CRS has also introduced Savings and Internal Lending Communities among Great Lakes Cassava Initiative partner and farmer groups, ensuring opportunities for women to participate.
Disaster Response
Since 2001, CRS Burundi has implemented an emergency project to enable 863,000 subsistence farmers to access a variety of quality agricultural seeds, while also enhancing local seed production. CRS seed fairs provide farmers with vouchers worth a specific cash value. Farmers with vouchers are able to choose seeds and negotiate prices with seed vendors who then redeem the vouchers for cash from CRS.
Seed fairs are held in Burundi in February, March, September and October—prior to the two growing seasons.
Health
CRS Burundi is implementing a 5-year program in consortium with Food for the Hungry, International Medical Corps and Caritas Burundi to contribute to the stability of the food supplies in Cankuzo and Ruyigi provinces in northern and eastern Burundi. Women and children under the age of 5 can now access quality nutrition and health services, households can practice appropriate health and nutrition behaviors, and eligible women and children can increase their intake of a variety of foods.
Important operational research, led by the Food and Nutrition Technical Assistance and the International Food Policy Research Institute, will accompany this project.
HIV and AIDS
CRS is implementing a 3-year project to reduce the impact of HIV, violence, and poverty on 34,000 orphans and vulnerable children in Burundi. The project is improving access to education and social support services as well as medical and HIV services across a continuum of care. Approximately 20,000 orphans and vulnerable children, their families, caretakers and community members will increase their economic situations, with an emphasis on self-sufficiency.
The projects aims to strengthen the community's ability to protect the rights of orphans and vulnerable children over the long term and to strengthen the skills of at least eight CRS partners to provide quality support for these children affected by HIV.
Microfinance
CRS Burundi improves livelihoods by expanding and consolidating Savings and Internal Lending Communities (SILC). SILC increases the financial means of poor families in rural areas through a village savings system. The savings program provides positive returns, an internal loan fund, and a community insurance fund for emergency situations affecting SILC group members.

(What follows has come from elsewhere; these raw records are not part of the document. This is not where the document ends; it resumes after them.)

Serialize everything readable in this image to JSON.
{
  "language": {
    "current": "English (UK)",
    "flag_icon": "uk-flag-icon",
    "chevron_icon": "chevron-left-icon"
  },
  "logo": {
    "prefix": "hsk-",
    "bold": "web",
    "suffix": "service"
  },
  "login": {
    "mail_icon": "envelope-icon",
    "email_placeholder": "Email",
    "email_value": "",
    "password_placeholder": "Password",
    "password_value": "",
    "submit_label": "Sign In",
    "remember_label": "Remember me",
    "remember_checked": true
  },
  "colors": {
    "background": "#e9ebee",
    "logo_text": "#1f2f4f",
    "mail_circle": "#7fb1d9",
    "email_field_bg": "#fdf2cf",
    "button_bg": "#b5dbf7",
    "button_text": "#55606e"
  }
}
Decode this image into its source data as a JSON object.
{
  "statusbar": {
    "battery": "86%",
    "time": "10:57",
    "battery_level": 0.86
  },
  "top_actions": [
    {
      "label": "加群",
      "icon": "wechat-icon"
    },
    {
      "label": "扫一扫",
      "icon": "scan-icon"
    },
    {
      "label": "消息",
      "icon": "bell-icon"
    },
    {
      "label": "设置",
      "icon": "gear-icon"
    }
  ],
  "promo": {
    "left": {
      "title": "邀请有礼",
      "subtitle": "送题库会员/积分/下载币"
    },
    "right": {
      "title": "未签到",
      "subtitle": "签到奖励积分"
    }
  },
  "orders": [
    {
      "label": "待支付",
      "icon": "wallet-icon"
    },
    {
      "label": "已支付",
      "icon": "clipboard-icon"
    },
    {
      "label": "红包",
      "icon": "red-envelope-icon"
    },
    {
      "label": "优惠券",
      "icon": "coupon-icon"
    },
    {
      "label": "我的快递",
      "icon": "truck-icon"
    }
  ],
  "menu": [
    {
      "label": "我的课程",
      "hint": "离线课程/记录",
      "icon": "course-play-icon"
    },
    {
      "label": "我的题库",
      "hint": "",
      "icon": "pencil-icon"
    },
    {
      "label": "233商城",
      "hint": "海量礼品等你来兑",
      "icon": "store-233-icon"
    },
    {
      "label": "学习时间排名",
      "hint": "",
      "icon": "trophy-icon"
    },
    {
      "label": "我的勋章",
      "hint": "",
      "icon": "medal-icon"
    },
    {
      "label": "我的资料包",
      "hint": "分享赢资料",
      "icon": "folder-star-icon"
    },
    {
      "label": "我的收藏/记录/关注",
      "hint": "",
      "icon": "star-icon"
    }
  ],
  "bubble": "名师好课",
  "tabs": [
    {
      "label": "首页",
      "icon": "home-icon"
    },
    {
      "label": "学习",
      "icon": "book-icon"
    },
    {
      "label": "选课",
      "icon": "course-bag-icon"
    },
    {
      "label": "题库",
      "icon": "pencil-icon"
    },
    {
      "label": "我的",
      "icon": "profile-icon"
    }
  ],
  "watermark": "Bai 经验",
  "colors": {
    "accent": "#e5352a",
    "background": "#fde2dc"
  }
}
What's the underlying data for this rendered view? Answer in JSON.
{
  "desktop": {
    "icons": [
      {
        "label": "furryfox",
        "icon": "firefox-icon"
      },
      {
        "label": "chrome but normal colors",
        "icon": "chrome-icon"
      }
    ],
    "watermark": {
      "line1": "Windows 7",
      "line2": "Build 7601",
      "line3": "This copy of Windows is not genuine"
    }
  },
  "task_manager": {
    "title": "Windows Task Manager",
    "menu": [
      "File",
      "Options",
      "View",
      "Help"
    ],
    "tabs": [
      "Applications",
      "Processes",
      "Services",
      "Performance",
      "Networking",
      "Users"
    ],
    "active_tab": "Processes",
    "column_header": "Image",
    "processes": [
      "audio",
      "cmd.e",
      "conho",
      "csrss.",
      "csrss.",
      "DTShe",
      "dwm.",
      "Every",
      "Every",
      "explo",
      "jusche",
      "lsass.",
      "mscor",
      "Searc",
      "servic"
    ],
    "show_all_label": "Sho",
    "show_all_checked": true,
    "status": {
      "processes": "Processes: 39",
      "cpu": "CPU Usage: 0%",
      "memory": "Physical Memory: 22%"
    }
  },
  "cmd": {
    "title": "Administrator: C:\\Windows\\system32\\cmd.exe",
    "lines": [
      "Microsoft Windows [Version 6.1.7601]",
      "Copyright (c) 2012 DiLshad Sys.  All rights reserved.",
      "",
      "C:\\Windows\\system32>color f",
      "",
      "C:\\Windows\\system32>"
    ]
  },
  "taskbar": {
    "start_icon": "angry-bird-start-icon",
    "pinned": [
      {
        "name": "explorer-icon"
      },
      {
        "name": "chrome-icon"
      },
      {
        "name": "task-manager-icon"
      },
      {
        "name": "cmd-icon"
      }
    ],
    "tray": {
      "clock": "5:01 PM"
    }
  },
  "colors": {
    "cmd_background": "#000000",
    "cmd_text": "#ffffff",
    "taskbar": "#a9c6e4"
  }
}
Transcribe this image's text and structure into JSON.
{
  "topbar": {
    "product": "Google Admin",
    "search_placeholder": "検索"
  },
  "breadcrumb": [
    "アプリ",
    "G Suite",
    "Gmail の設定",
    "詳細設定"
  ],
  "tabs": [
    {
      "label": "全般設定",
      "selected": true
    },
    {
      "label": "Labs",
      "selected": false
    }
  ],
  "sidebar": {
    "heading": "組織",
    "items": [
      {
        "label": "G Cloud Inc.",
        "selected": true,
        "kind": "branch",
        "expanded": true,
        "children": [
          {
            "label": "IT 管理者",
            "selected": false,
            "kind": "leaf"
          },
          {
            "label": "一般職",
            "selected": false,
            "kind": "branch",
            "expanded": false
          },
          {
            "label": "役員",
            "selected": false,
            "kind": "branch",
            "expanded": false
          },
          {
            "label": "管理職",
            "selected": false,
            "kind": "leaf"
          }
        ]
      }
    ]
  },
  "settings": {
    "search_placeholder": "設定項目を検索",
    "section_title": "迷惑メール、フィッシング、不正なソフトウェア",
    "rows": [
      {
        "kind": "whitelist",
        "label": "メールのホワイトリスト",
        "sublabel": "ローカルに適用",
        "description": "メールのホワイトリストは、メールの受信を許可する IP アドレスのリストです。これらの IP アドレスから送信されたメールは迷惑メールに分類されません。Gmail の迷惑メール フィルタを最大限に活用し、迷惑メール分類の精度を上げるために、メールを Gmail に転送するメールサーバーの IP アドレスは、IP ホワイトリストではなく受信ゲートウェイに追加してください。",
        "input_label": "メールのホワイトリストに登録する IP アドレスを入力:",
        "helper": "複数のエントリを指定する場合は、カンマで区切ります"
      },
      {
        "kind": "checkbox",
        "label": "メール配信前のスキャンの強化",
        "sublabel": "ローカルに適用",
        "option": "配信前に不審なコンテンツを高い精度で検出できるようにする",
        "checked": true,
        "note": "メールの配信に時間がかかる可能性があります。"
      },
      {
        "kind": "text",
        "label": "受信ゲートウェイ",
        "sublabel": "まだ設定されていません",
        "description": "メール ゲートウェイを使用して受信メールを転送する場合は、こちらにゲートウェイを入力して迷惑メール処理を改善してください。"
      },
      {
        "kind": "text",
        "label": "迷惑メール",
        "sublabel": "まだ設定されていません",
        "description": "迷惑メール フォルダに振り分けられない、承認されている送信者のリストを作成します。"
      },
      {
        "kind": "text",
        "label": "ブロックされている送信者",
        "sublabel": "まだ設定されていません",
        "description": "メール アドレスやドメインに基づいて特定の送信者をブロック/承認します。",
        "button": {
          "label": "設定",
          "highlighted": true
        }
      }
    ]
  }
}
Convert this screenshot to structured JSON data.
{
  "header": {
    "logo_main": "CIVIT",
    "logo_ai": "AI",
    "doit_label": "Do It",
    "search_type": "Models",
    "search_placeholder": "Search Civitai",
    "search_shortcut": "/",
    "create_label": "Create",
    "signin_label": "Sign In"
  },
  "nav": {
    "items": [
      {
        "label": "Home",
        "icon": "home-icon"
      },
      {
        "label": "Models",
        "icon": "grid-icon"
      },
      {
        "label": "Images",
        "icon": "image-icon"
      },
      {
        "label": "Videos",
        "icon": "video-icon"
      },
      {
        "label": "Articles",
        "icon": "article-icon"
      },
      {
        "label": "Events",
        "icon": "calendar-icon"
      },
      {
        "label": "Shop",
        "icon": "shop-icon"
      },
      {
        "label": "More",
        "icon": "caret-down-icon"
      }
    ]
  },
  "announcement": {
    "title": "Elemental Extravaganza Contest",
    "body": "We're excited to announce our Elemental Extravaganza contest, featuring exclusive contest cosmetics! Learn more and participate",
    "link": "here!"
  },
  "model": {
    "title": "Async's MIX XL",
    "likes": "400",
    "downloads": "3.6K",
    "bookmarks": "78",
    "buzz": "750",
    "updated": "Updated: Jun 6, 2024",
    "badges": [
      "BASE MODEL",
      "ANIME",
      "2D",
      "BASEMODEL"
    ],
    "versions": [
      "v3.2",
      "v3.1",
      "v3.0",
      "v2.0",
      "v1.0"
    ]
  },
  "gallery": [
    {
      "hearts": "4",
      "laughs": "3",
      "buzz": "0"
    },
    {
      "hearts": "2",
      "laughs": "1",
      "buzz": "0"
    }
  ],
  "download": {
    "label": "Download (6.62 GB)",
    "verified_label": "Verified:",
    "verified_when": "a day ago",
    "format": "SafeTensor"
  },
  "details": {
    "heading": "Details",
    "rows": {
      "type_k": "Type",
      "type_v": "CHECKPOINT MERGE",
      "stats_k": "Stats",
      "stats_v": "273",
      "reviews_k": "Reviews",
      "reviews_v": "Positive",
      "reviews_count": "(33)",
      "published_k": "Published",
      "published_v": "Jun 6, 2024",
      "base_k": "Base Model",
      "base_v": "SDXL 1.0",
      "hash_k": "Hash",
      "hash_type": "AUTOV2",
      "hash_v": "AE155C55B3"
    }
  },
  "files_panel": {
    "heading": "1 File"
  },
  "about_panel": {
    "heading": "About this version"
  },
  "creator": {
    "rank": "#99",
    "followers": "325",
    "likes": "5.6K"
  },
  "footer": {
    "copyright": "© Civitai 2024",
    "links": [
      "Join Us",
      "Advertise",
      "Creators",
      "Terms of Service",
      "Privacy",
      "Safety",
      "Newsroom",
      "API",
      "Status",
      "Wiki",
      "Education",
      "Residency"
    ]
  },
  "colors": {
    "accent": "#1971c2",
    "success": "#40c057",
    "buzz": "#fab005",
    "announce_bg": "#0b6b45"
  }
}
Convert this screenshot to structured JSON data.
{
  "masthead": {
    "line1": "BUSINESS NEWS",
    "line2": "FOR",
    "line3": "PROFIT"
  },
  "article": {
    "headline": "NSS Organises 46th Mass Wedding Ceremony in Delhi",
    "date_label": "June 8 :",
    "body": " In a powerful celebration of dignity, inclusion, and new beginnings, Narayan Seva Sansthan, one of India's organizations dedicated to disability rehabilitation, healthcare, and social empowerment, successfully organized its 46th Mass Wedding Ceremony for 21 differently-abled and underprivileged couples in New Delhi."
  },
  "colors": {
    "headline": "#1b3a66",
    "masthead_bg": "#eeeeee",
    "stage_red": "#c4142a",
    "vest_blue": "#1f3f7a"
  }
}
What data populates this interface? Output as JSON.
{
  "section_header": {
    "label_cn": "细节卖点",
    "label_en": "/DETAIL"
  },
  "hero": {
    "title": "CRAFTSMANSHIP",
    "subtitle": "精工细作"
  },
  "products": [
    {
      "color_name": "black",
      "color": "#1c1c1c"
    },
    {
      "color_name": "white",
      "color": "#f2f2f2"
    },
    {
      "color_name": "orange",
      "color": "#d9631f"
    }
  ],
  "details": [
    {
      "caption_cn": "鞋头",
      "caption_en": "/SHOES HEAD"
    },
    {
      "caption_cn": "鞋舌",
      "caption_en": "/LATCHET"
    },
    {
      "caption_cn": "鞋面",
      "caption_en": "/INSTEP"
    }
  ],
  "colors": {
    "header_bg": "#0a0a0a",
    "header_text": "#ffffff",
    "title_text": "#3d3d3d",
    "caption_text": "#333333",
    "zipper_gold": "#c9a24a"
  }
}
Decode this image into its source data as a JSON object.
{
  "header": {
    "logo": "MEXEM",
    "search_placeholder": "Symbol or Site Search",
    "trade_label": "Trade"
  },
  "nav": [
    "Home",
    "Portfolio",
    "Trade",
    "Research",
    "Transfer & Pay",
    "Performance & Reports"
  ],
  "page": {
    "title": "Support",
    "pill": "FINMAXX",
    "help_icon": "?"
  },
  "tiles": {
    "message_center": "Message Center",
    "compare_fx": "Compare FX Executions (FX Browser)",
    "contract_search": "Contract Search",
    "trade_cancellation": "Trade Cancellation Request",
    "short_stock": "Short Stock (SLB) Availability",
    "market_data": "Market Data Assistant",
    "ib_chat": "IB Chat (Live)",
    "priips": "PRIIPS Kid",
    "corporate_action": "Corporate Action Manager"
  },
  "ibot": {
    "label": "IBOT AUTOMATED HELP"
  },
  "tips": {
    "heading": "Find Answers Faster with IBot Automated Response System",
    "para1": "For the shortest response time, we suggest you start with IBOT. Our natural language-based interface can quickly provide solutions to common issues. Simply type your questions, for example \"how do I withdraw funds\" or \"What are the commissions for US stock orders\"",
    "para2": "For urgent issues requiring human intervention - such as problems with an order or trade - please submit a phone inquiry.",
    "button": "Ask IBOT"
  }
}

CRS Burundi is integrating the SILC methodology into its programming for HIV, agriculture, and justice and peace. Our current SILC program has approximately 4,200 participants. To ensure the sustainability of SILC, CRS Burundi and our local partners are training and establishing networks of SILC specialists who work with saving groups to ensure quality.
Food Security
CRS, in partnership with International Medical Corps (IMC), is implementing a 3-year project to improve the stability of the food supply in villages in northeast Burundi. The project gives Burundians the tools and know-how to achieve better health, nutrition, and clean drinking water; improve livelihoods through environmentally sustainable agricultural production, agro-enterprise activities, and microfinance; and improve community resilience and capacity to respond to shocks through early warning systems and programs designed to empower both men and women. This program is using both cash and food aid resources from the United States Agency for International Development's Office of Food for Peace to improve access to food.
In addition, CRS is implementing a 3-year project to increase the food supply of 6,000 vulnerable households in Kayanza province and to decrease poverty and hunger. Specifically, CRS is working to improve livelihoods and income revenues through environmentally sustainable agricultural production.